A total of 389 cases were reported in the county the week of Nov. 13-19, a 51% increase over the previous week's total of 257 cases. The county has reported 972 flu cases so far this season.
"Flu is definitely off to the races," Mrenak said. "It's increasing much more rapidly than it usually does this time of year."
The county's flu season usually peaks in January or February, though last season peaked in March and April.
Not only has this flu season arrived early, it is sending many people to the hospital. Saint Vincent reported 26 flu admissions so far in November. Nearly all of the county's flu cases are type A, which is considered a more virulent flu strain.
"We are seeing patients in all age ranges," Clark said. "It's often younger people, older people and those with chronic health conditions."
No deaths due to flu have been reported in the county this season, according to the county health department.
RSV cases may have peaked in Erie County
The county's third viral outbreak, respiratory syncytial virus, may have peaked as 211 cases were reported Nov. 13-19, compared to 277 cases the previous week.
A total of 45 people, mostly young children, have been hospitalized with RSV this season.

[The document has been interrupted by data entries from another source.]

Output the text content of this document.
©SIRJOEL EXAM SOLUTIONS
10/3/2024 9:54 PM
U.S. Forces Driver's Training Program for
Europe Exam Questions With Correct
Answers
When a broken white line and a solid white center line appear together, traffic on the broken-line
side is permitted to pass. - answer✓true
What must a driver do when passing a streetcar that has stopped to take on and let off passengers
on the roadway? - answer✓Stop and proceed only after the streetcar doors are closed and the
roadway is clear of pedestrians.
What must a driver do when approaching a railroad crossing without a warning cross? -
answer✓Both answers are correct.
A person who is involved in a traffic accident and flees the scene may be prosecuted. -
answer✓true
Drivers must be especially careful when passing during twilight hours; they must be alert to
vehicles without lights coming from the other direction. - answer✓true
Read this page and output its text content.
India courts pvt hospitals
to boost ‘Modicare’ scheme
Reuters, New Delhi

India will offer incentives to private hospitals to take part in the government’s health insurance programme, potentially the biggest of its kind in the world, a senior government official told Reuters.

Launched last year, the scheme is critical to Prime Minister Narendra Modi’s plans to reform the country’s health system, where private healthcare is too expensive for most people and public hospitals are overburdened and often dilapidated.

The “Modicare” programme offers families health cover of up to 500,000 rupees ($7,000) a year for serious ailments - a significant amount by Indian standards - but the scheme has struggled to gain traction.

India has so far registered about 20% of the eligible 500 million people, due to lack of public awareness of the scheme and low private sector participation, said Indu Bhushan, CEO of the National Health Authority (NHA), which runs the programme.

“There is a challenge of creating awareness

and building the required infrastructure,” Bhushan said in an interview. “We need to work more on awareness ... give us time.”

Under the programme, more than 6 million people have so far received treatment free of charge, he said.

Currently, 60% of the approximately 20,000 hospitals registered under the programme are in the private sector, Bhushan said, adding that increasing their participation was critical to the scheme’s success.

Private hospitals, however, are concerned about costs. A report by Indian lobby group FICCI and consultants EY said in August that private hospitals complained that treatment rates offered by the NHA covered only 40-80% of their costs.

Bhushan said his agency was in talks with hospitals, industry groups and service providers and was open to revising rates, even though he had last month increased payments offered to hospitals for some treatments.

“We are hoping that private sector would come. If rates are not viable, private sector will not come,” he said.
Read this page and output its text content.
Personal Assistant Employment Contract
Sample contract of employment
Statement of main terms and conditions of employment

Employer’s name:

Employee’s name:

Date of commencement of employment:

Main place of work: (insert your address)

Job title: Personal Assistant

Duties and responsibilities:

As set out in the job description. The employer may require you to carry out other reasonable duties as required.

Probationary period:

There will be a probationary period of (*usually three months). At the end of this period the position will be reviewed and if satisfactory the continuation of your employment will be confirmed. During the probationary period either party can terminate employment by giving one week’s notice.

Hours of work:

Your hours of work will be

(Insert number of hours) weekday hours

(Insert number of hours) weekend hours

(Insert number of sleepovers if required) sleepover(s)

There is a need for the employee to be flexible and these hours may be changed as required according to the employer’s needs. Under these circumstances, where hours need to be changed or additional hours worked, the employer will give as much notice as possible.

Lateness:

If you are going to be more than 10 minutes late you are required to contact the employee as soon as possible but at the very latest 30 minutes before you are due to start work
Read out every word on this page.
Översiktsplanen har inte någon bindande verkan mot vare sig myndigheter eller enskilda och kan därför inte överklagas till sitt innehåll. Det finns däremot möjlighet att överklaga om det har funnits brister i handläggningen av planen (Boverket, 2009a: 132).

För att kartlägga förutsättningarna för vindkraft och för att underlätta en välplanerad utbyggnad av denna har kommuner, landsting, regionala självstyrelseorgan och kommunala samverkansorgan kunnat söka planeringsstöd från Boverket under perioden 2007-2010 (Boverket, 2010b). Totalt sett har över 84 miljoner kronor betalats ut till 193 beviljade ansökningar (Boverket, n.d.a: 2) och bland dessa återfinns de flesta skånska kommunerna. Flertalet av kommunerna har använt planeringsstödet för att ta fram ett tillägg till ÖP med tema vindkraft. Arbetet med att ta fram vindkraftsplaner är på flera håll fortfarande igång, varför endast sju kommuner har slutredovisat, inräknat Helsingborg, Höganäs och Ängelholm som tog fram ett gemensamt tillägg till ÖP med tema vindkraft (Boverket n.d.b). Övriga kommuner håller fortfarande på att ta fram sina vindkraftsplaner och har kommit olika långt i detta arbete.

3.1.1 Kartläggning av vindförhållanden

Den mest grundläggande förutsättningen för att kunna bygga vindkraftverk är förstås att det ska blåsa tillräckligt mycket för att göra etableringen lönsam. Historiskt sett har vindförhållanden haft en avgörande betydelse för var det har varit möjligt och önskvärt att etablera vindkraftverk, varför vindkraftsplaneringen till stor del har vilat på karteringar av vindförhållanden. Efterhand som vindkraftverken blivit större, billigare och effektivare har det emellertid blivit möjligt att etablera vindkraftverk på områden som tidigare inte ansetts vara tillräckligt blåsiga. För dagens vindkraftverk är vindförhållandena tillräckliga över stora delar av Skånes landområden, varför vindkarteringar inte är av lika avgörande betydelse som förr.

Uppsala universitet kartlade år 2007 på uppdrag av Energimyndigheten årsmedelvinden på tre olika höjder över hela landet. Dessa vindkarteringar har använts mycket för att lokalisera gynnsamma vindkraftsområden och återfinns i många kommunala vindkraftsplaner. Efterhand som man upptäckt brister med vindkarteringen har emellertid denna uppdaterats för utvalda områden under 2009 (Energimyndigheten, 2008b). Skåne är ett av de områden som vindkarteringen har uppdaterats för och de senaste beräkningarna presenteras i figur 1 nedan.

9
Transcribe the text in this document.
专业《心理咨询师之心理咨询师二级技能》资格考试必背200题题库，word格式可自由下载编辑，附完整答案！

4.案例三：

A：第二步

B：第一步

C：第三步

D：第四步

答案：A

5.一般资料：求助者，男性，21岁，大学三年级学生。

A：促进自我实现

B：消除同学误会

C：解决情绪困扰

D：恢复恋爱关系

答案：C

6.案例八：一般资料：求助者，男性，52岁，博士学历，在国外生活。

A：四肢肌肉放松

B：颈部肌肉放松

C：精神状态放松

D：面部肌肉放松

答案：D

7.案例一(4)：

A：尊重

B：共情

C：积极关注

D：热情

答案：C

No deaths have been reported, according to the county health department.
"It's the lowest weekly number since October, but it's still a lot of cases," Mrenak said. "There are just so many people, especially young children, who don't have any immunity for RSV and there are no mitigation measures left in place."
Though some children's hospitals nationwide are reportedly filled with RSV and flu patients, Clark said Saint Vincent did not have any trouble transferring one young RSV patient to Pittsburgh Children's Hospital of UPMC earlier this month.
"We actually transfer more pediatric cases to Pittsburgh for other reasons and we haven't had any issues," Clark said.